If \( \tan x=\frac{3}{4} \), pind \( \sin 2 x, \cos 2 x \) \( 2 x=\frac{2 \tan x}{1+\tan ^{2} x}=\frac{24}{25} \) \( 2 x=\frac{1-\tan ^{2} x}{1+\tan ^{2} x}=\frac{7}{25} \)

Certainly!
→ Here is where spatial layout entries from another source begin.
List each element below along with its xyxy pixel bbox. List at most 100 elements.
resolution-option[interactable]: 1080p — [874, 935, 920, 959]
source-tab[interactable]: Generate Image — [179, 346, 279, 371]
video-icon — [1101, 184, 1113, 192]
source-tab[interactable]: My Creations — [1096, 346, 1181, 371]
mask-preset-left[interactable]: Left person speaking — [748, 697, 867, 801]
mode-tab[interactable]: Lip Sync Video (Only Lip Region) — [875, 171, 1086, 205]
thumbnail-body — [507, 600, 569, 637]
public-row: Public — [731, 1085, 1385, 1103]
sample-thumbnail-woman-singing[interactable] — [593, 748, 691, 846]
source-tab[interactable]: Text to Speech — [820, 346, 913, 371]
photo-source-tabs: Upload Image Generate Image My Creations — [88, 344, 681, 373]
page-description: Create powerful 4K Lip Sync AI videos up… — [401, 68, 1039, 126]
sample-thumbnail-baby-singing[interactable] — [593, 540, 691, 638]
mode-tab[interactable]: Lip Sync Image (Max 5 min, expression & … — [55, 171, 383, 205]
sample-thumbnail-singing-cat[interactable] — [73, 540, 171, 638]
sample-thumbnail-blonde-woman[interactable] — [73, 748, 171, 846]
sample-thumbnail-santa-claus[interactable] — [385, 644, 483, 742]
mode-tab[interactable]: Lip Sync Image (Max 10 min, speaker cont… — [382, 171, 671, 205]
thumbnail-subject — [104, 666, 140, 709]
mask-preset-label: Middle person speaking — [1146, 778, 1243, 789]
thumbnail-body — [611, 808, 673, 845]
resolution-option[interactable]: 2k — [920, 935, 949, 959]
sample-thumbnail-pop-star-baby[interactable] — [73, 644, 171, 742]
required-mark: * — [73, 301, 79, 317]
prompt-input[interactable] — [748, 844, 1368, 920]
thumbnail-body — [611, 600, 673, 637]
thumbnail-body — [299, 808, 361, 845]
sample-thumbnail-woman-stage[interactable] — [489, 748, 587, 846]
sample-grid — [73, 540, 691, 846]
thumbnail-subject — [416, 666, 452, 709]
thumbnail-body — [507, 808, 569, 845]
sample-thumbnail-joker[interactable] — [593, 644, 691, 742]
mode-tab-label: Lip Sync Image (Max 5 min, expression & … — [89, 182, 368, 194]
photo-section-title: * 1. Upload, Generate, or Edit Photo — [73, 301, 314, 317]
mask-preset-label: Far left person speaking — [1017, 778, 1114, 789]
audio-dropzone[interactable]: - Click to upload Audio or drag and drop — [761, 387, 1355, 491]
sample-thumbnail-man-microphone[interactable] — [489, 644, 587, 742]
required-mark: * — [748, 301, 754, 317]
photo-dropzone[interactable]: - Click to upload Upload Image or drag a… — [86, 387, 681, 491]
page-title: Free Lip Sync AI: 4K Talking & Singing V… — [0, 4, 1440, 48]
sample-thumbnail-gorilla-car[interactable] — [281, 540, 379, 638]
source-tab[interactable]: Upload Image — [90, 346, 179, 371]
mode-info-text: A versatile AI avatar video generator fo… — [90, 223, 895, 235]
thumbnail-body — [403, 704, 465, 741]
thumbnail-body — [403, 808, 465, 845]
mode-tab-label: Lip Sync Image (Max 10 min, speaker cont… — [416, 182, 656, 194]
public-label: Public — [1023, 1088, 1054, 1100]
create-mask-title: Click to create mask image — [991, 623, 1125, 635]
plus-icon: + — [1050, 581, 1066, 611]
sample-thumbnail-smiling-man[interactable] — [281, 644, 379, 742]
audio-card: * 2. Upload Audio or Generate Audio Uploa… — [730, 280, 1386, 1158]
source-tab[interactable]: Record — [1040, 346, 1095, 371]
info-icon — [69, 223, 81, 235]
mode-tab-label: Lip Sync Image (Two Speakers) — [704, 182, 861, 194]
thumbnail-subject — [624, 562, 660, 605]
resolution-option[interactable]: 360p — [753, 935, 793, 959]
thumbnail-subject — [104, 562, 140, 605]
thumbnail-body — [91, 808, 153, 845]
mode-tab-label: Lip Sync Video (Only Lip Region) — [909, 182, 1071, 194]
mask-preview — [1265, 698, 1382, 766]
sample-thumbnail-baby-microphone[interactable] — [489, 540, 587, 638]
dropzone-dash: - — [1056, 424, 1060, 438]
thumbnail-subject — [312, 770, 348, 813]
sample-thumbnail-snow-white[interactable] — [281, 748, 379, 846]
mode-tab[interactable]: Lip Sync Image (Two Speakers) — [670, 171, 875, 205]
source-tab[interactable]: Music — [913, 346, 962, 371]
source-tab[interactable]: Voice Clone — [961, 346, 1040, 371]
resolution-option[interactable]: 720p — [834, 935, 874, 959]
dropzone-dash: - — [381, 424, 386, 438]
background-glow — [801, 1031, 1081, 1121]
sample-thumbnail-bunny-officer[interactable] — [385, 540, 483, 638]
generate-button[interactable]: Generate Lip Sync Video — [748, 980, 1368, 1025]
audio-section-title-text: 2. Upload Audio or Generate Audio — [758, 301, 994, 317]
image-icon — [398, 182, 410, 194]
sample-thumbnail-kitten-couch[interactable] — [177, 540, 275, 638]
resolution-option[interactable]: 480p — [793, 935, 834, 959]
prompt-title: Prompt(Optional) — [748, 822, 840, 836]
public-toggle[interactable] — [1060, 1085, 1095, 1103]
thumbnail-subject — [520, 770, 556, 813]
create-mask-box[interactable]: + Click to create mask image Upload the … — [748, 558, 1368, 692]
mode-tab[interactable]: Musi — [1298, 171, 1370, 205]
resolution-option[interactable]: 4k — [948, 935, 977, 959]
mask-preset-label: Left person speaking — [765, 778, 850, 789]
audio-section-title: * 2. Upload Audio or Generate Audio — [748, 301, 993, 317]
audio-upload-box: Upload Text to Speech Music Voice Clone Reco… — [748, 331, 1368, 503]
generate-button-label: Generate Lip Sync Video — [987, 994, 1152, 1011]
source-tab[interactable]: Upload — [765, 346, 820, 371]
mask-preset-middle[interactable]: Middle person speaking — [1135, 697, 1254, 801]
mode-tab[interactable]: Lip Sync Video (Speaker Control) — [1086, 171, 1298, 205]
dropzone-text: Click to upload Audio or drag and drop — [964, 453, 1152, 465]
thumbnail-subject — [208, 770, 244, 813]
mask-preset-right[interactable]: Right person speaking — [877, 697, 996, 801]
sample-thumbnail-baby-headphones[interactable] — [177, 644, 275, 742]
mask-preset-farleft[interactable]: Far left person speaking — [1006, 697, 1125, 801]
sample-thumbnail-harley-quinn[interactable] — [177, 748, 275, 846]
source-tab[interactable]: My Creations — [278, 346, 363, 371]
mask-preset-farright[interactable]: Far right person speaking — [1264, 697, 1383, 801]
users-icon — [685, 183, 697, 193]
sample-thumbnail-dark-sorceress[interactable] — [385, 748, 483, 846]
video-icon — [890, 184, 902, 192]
Let's walk through the problem step by step to find \( \sin 2x \) and \( \cos 2x \) given that \( \tan x = \frac{3}{4} \). ### Given: \[ \tan x = \frac{3}{4} \] ### Formulas to Use: 1. **Double Angle Formulas:** \[ \sin 2x = \frac{2 \tan x}{1 + \tan^2 x} \] \[ \cos 2x = \frac{1 - \tan^2 x}{1 + \tan^2 x} \] ### Calculations: 1. **Calculate \( \sin 2x \):** \[ \sin 2x = \frac{2 \cdot \frac{3}{4}}{1 + \left(\frac{3}{4}\right)^2} = \frac{\frac{6}{4}}{1 + \frac{9}{16}} = \frac{\frac{6}{4}}{\frac{25}{16}} = \frac{6}{4} \times \frac{16}{25} = \frac{96}{100} = \frac{24}{25} \] 2. **Calculate \( \cos 2x \):** \[ \cos 2x = \frac{1 - \left(\frac{3}{4}\right)^2}{1 + \left(\frac{3}{4}\right)^2} = \frac{1 - \frac{9}{16}}{1 + \frac{9}{16}} = \frac{\frac{7}{16}}{\frac{25}{16}} = \frac{7}{16} \times \frac{16}{25} = \frac{7}{25} \] ### Final Results: \[ \sin 2x = \frac{24}{25} \] \[ \cos 2x = \frac{7}{25} \] ### Summary: Given \( \tan x = \frac{3}{4} \), using the double angle formulas, we've determined that: - \( \sin 2x = \frac{24}{25} \) - \( \cos 2x = \frac{7}{25} \) If you have any further questions or need additional clarification, feel free to ask!